Waktu sehatmu sebelum datang waktu sakitmu, maksudnya: “Beramallah di waktu sehat, sebelum datang waktu yang menghalangi untuk beramal seperti di waktu sakit.”
Masa luangmu sebelum datang masa sibukmu,
maksudnya: “Manfaatklah kesempatan (waktu luangmu) di dunia ini sebelum
datang waktu sibukmu di akhirat nanti. Dan awal kehidupan akhirat
adalah di alam kubur.”
Masa kayamu sebelum datang masa kefakiranmu,
maksudnya: ”Bersedekahlah dengan kelebihan hartamu sebelum datang
bencana yang dapat merusak harta tersebut, sehingga akhirnya engkau
menjadi fakir di dunia maupun akhirat.”
Hidupmu sebelum datang kematianmu,
maksudnya: “Lakukanlah sesuatu yang manfaat untuk kehidupan sesudah
matimu, karena siapa pun yang mati, maka akan terputus amalannya.”
فَهِذِهِ الخَمْسَةُ لَا يَعْرِفُ قَدْرَهَا إِلاَّ بَعْدَ زَوَالِهَا
“Lima hal ini (waktu muda,
masa sehat masa luang, masa kaya dan waktu ketika hidup) barulah
seseorang betul-betul mengetahui nilainya setelah kelima hal tersebut
hilang.” (At Taisir Bi Syarh Al Jami’ Ash Shogir, 1/356)
Benarlah kata Al Munawi. Seseorang baru ingat kalau dia diberi nikmat
sehat, ketika dia merasakan sakit. Dia baru ingat diberi kekayaan,
setelah jatuh miskin. Dan dia baru ingat memiliki waktu semangat untuk
beramal di masa muda, setelah dia nanti berada di usia senja yang sulit
beramal.
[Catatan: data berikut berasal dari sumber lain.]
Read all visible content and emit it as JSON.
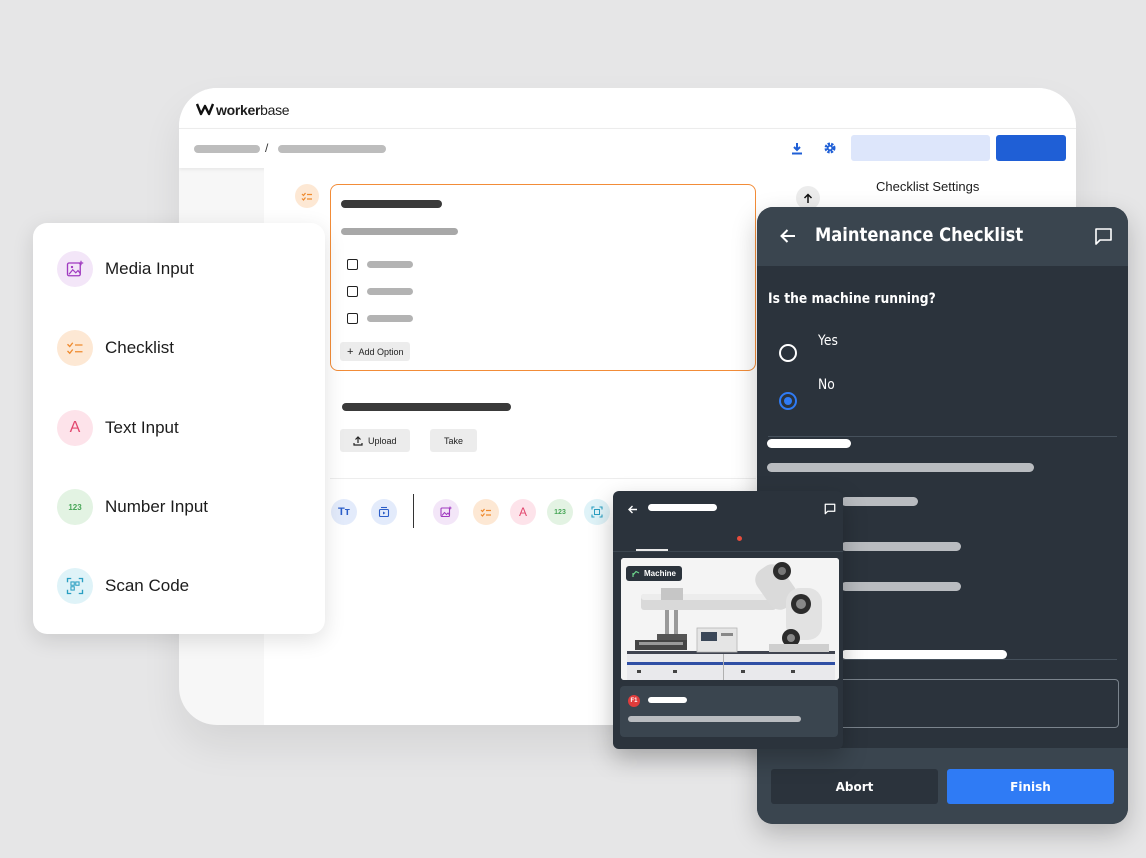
{
  "brand": {
    "name": "worker",
    "name_suffix": "base"
  },
  "editor": {
    "breadcrumb_separator": "/",
    "settings_title": "Checklist Settings",
    "add_option_label": "Add Option",
    "upload_label": "Upload",
    "take_label": "Take",
    "toolbar_icons": [
      "text-format-icon",
      "media-icon",
      "media-input-icon",
      "checklist-icon",
      "text-input-icon",
      "number-input-icon",
      "scan-code-icon"
    ]
  },
  "palette": {
    "items": [
      {
        "label": "Media Input",
        "icon": "media-input-icon"
      },
      {
        "label": "Checklist",
        "icon": "checklist-icon"
      },
      {
        "label": "Text Input",
        "icon": "text-input-icon"
      },
      {
        "label": "Number Input",
        "icon": "number-input-icon",
        "glyph": "123"
      },
      {
        "label": "Scan Code",
        "icon": "scan-code-icon"
      }
    ]
  },
  "mobile": {
    "title": "Maintenance Checklist",
    "question": "Is the machine running?",
    "options": [
      {
        "label": "Yes",
        "selected": false
      },
      {
        "label": "No",
        "selected": true
      }
    ],
    "abort_label": "Abort",
    "finish_label": "Finish"
  },
  "mini": {
    "machine_tag": "Machine",
    "step_badge": "F1"
  },
  "colors": {
    "accent_blue": "#2f7bf5",
    "dark_panel": "#2b333c",
    "orange_border": "#f28c38"
  }
}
Penyesalan tidak ada gunanya jika seseorang hanya melewati
masa tersebut dengan sia-sia.
Orang yang Beramal Di Waktu Muda Akan Bermanfaat Untuk Waktu Tuanya
Dalam surat At Tiin, Allah telah bersumpah dengan tiga tempat
diutusnya para Nabi ‘Ulul Azmi yaitu [1] Baitul Maqdis yang terdapat
buah tin dan zaitun –tempat diutusnya Nabi ‘Isa ‘alaihis salam-, [2]
Bukit Sinai yaitu tempat Allah berbicara langsung dengan Nabi Musa
‘alaihis salam, [3] Negeri Mekah yang aman, tempat diutus Nabi kita
Muhammad shallallahu ‘alaihi wa sallam.
Setelah bersumpah dengan tiga tempat tersebut, Allah Ta’ala pun berfirman,
لَقَدْ
خَلَقْنَا الْإِنْسَانَ فِي أَحْسَنِ تَقْوِيمٍ (4) ثُمَّ رَدَدْنَاهُ
أَسْفَلَ سَافِلِينَ (5) إِلَّا الَّذِينَ آَمَنُوا وَعَمِلُوا
الصَّالِحَاتِ فَلَهُمْ أَجْرٌ غَيْرُ مَمْنُونٍ
“Sesungguhnya Kami telah menciptakan manusia dalam bentuk yang
sebaik-baiknya. Kemudian Kami kembalikan dia ke tempat yang
serendah-rendahnya. Kecuali orang-orang yang beriman dan mengerjakan
amal saleh; maka bagi mereka pahala yang tiada putus-putusnya.” (QS. At
Tiin [95] : 4-6)
Maksud ayat “Sesungguhnya Kami telah menciptakan manusia dalam bentuk yang sebaik-baiknya” ada empat pendapat. Di antara pendapat tersebut adalah “Kami telah menciptakan manusia dengan sebaik-baiknya sebagaimana di waktu muda yaitu masa kuat dan semangat untuk beramal.” Pendapat ini dipilh oleh ‘Ikrimah.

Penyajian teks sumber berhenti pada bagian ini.